Following Model Cards for Model Reporting (Mitchell et al.) and Lessons from Archives (Jo & Gebru) we provide additional information on PerAct.
- Developed by Shridhar et al. at University of Washington and NVIDIA. PerAct is an end-to-end behavior cloning agent that learns to perform a wide variety of language-conditioned manipulation tasks. PerAct uses a Transformer that exploits the 3D structure of voxel patches to learn policies with just a few demonstrations per task.
- Architecture: Transformer trained from scratch with end-to-end supervised learning.
- Trained for 6-DoF manipulation tasks with objects that appear in tabletop scenes.
Nov 2022
- Primary intended use case: PerAct is intended for robotic manipulation research. We hope the benchmark and pre-trained models will enable researchers to study the capabilities of Transformers for end-to-end 6-DoF Manipulation. Specifically, we hope the setup serves a reproducible framework for evaluating robustness and scaling capabilities of manipulation agents.
- Primary intended users: Robotics researchers.
- Out-of-scope use cases: Deployed use cases in real-world autonomous systems without human supervision during test-time is currently out-of-scope. Use cases that involve manipulating novel objects and observations with people, are not recommended for safety-critical systems. The agent is also intended to be trained and evaluated with English language instructions.

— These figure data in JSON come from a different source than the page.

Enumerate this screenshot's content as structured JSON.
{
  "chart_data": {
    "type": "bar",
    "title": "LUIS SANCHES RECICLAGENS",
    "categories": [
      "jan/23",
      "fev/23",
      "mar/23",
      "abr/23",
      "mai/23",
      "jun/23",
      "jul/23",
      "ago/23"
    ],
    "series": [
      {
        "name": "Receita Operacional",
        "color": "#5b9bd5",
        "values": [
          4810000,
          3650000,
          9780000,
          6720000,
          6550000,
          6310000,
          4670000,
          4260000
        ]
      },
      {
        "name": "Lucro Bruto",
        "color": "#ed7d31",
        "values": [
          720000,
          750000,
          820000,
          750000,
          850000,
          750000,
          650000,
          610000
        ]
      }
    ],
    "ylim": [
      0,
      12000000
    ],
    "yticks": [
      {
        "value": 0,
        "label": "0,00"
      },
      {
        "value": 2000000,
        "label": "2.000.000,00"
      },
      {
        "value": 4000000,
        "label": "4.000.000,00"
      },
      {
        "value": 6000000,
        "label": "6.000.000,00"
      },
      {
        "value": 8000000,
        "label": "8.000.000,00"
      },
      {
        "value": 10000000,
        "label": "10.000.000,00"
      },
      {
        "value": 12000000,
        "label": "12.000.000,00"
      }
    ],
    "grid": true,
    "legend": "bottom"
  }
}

- Pre-training Data for CLIP's language encoder: See OpenAI's Model Card for full details. Note: We do not use CLIP's vision encoders for any agents in the repo.
- Manipulation Data for PerAct: The agent was trained with expert demonstrations. In simulation, we use oracle agents and in real-world we use human demonstrations. Since the agent is used in few-shot settings with very limited data, the agent might exploit intended and un-intented biases in the training demonstrations. Currently, these biases are limited to just objects that appear on tabletops.
- Depends on a sampling-based motion planner.
- Hard to extend to dexterous and continuous manipulation tasks.
- Lacks memory to solve tasks with ordering and history-based sequencing.
- Exploits biases in training demonstrations.
- Needs good hand-eye calibration.
- Doesn't generalize to novel objects.
- Struggles with grounding complex spatial relationships.
- Does not predict task completion.
See Appendix L in the paper for an extended discussion.